Global Multi-Threaded Instruction Scheduling: Technique and
Initial Results [abstract] (CiteSeerX, PDF)
Guilherme Ottoni and David I. August
Proceedings of the Sixth Workshop on Explicitly Parallel
Instruction Computer Architectures and Compiler Technology (EPIC), March 2007.
Recently, the microprocessor industry has reached hard
physical and micro-architectural limits that have prevented the
continuous clock-rate increase, which had been the major source of
performance gains for decades. These impediments, in conjunction with
the still increasing transistor counts per chip, have driven all major
microprocessor manufacturers toward Chip Multiprocessor (CMP) designs.
Although CMPs are able to concurrently pursue multiple threads of
execution, they do not directly improve the performance of most
applications, which are written in sequential languages. In effect,
the move to CMPs has shifted even more the task of improving
performance from the hardware to the software. In order to support
more effective parallelization of sequential applications, computer
architects have proposed CMPs with light-weight communication
mechanisms. Despite such support, proposed multi-threaded scheduling
techniques have generally demonstrated little effectiveness in
extracting parallelism from general-purpose, sequential applications.

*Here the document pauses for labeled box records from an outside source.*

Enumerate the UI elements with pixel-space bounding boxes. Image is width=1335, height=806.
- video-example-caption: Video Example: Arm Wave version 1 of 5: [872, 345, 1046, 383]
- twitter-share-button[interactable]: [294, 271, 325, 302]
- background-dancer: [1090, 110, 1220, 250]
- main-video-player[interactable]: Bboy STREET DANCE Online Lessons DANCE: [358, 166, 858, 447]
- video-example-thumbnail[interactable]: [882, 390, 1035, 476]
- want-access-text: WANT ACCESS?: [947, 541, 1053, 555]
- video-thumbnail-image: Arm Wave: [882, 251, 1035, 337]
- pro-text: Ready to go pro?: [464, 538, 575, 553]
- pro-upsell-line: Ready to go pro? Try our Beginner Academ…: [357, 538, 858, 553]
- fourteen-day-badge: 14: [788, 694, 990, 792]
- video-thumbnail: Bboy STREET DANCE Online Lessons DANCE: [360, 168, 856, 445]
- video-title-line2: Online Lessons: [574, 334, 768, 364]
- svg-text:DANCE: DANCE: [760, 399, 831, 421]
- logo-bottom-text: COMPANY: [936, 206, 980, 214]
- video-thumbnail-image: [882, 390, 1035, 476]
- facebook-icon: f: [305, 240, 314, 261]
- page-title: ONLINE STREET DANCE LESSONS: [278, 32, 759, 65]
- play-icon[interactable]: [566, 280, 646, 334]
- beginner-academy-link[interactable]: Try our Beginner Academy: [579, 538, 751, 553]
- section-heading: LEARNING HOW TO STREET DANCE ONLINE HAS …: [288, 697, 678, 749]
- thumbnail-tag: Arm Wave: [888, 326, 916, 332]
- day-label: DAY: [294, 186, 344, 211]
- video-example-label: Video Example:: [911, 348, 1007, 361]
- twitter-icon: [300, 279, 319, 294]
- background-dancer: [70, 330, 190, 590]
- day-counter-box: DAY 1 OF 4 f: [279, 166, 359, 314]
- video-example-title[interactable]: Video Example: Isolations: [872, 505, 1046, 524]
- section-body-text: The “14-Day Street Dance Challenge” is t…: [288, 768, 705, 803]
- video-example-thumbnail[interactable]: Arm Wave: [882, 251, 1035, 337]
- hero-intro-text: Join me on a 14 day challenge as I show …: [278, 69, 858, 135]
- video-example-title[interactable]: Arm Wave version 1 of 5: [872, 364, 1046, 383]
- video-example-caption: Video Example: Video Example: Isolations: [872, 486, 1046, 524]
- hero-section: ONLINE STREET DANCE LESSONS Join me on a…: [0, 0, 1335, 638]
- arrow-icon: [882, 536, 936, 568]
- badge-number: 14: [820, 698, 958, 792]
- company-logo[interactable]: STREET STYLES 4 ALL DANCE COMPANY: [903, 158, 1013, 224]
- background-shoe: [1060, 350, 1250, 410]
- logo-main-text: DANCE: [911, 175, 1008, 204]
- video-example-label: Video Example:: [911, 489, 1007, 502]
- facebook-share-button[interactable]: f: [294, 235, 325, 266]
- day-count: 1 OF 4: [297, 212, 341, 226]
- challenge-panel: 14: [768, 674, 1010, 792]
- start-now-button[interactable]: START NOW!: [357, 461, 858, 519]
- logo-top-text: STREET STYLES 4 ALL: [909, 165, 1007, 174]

We call these techniques local multi-threaded scheduling,
because they basically exploit parallelism within straight-line
regions of code. A key observation of this paper is that local
multi-threaded techniques do not exploit the main feature of CMPs: the
ability to concurrently execute instructions from different
control-flow regions. In order to benefit from this powerful CMP
characteristic, it is necessary to perform global multi-threaded
scheduling, which simultaneously schedules instructions from
different basic blocks to enable their concurrent execution. This
paper presents algorithms to perform global scheduling for
communication-exposed multi-threaded architectures. By global
we mean that our technique simultaneously schedules instructions from
an arbitrary code region. Very encouraging preliminary results,
targeting a dual-core Itanium~2 model, are presented for selected
MediaBench and SPEC-CPU benchmark applications.